The research was limited by a relatively small population size and by the short-term nature of the study.

It is also possible that other differences between the two groups that were not accounted for, such as sleep or diet differences, could have affected the results.

However, past studies have also shown that helping others can have indirect health benefits. The results of this study appear to support those past findings.

"Adolescents who volunteer to help others also benefit themselves, suggesting a novel way to improve health," the authors wrote.

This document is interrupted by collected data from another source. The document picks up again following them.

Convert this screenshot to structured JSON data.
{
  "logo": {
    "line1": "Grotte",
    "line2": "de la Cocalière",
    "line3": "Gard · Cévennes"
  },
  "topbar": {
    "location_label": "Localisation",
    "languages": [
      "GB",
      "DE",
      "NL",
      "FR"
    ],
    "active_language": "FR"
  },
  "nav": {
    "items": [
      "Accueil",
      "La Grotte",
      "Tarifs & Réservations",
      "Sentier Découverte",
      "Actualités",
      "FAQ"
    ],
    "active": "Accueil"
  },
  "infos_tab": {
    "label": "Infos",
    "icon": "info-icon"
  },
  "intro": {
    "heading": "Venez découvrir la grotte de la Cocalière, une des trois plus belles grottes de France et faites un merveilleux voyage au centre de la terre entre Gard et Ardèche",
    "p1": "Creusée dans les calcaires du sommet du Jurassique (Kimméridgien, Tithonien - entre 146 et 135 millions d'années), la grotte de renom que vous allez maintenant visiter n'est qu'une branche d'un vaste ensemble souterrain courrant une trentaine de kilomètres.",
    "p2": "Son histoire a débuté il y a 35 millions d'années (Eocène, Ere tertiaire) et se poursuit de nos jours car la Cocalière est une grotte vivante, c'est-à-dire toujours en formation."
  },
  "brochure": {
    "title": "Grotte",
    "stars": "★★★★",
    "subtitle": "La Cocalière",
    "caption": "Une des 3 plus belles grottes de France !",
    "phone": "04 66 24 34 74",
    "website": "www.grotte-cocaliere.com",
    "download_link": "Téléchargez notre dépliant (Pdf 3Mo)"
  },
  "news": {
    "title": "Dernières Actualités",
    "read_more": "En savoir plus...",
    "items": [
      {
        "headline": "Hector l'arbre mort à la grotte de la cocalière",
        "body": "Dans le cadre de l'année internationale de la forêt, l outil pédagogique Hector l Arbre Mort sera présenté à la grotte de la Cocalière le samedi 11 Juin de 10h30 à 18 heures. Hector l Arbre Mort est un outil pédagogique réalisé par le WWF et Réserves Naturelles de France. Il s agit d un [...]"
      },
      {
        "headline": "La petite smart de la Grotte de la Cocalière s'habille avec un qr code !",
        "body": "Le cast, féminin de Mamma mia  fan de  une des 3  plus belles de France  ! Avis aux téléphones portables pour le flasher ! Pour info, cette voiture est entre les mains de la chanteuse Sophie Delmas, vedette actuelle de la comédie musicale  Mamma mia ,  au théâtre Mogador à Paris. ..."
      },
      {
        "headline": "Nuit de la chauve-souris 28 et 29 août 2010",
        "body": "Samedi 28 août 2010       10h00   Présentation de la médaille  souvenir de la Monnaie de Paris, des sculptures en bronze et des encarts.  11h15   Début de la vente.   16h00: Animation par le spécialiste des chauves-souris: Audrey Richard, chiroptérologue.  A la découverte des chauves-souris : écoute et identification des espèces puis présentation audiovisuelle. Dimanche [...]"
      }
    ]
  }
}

Richard Humes, MD, FAAP, FACC, Chief of Cardiology at DMC Children's Hospital of Michigan said "The authors of this paper are to be applauded for investigating potential physical health changes which might be altered by something as simple as a volunteer effort. However, I think that it is still a bit early to take the conlusions of this study very seriously. The conclusions that cardiovascular risk is decreased is perhaps supported by the statistical measures, but the changes reported do not appear to have any clinical significance, since this cohort of students did not have much cardiovascular risk to begin with. The lab values may have changed and reached statistical significance but they did not reach clinical significance.

"Since the study took place over a very short 4 month period, it is a bit of an overstatement to conclude that cardiovascular risk is altered in any way. Additionally, the authors did not publish their raw values, just the statistical variances. This may be unintentionally deceptive, but does not allow the reader to actually see how things changed in real terms.

"Volunteering is a good thing and the positive behavioral changes in the study participants reported by this study are more likely to be real. The true value of the "physical" changes will require a lot more investigation."

The study was published February 25 in the journal JAMA Pediatrics. The research was funded by William T. Grant Foundation, HopeLab Foundation and the Social Sciences and Humanities Research Council of Canada. The authors declared no conflicts of interest.